Hypophosphatasia (McKusick 146300, 241500, 241510) is a metabolic bone disease that establishes a critical (but as yet undefined) role for alkaline phosphatase (ALP) in skeletal mineralization in humans. Subnormal activity of ALP in serum (hypophosphatasemia) is the biochemical hallmark and reflects a generalized deficiency of activity of the tissue-nonspecific -liver/bone/kidney- ALP isoenzyme (TNSALP). Catalysis by the tissue-specific ALP isoenzymes—intestinal, placental, and germ-cell (placental-like) ALP—is not diminished.
TNSALP is a zinc metalloglycoprotein that is catalytically active as a multimer of identical subunits. The bone and liver isoforms differ by post-translational modification. TNSALP is attached to the extracellular surface of plasma membranes by glycosylphosphatidylinositol linkage. The TNSALP gene is greater than 50 kb and localized on chromosome 1p36.1-34 (McKusick 171760). The tissue-specific ALP isoenzymes, perhaps including a fetal form of intestinal ALP, are encoded by a family of smaller genes on chromosome 2q34-37 (McKusick 171740, 171750, 171800, 171810).
Hypophosphatasia causes defective skeletal mineralization that manifests clinically as rickets in infants and children and as osteomalacia in adults. Expressivity is remarkably variable. Stillbirth can follow in utero disease in the perinatal (“lethal”) form, which is apparent in newborns and is associated with the most severe skeletal hypomineralization and deformity. The infantile form presents as a developmental disorder by age 6 months. It can result in craniosynostosis and nephrocalcinosis from hypercalcemia and hypercalciuria and is often fatal. Premature loss of deciduous teeth, rickets, and myopathy are the cardinal clinical features of childhood hypophosphatasia. Adult hypophosphatasia typically causes recurrent metatarsal stress fractures and pseudofractures in long bones and occasionally produces arthritis from calcium pyrophosphate dihydrate (CPPD) and calcium phosphate crystal deposition. Odontohypophosphatasia refers to mildly affected individuals who have dental but no skeletal manifestations. Pseudohypophosphatasia is an extremely rare severe variant in which serum ALP activity is normal in clinical laboratory assays.

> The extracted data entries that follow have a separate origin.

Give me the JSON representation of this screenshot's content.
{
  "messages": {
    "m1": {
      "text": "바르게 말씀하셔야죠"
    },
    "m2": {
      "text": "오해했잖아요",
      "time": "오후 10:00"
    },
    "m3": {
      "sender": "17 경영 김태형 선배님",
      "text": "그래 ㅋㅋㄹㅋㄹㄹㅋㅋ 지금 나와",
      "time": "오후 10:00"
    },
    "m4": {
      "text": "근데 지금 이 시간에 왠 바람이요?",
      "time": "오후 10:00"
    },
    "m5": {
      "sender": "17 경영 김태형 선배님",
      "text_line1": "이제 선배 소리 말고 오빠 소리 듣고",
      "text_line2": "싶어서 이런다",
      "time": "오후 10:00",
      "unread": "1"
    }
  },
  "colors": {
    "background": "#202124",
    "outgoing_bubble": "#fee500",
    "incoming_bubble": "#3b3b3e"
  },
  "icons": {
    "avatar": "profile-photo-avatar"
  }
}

Three phosphocompounds (phosphoethanolamine [PEA], inorganic pyrophosphate [PPi], and pyridoxal 5′-phosphate [PLP]) accumulate endogenously in hypophosphatasia and are inferred to be natural substrates for TNSALP. PLP, a cofactor form of vitamin B6, collects extracellularly, but a variety of evidence shows that levels of PLP within cells are normal. This observation explains the usual absence of symptoms of deficiency or toxicity of vitamin B6 in patients and indicates that TNSALP functions as an ectoenzyme. Extracellular accumulation of PPi, which at low concentrations promotes calcium phosphate deposition but at high concentrations acts as an inhibitor of hydroxyapatite crystal growth, seems to account for the associated CPPD deposition, and perhaps calcific periarthritis, and the defective mineralization of bones and teeth.
Perinatal and infantile hypophosphatasia are transmitted as autosomal recessive traits and can be due to homozygosity or compound heterozygosity for a considerable number and variety of mutations in the TNSALP gene. Defective regulation of TNSALP gene expression or TNSALP biosynthesis may explain especially rare cases. Patients with childhood, adult, or odonto forms of hypophosphatasia can also be compound heterozygotes for TNSALP gene mutations. In some kindreds, however, mild forms of hypophosphatasia manifest with autosomal dominant inheritance. The TNSALP gene knock-out mouse is an excellent model for infantile hypophosphatasia, but prominently features lethal seizures that can be controlled with vitamin B6 supplementation.
There is no established medical treatment. Enzyme replacement by intravenous infusion of ALP from various tissue sources has generally not been clinically helpful. Clinical and radiographic improvement occurred, despite persistent biochemical abnormalities, in the one severely affected infant treated by bone marrow and stromal cell transplantation.
Prenatal diagnosis of perinatal hypophosphatasia has been achieved during the second trimester with ultrasonography, radiography, and assay of ALP activity in amniocytes. During the first trimester, chorionic villus samples have been used for RFLP and TNSALP gene mutation analysis and for TNSALP activity assay. Prenatal diagnosis of the infantile form requires molecular techniques.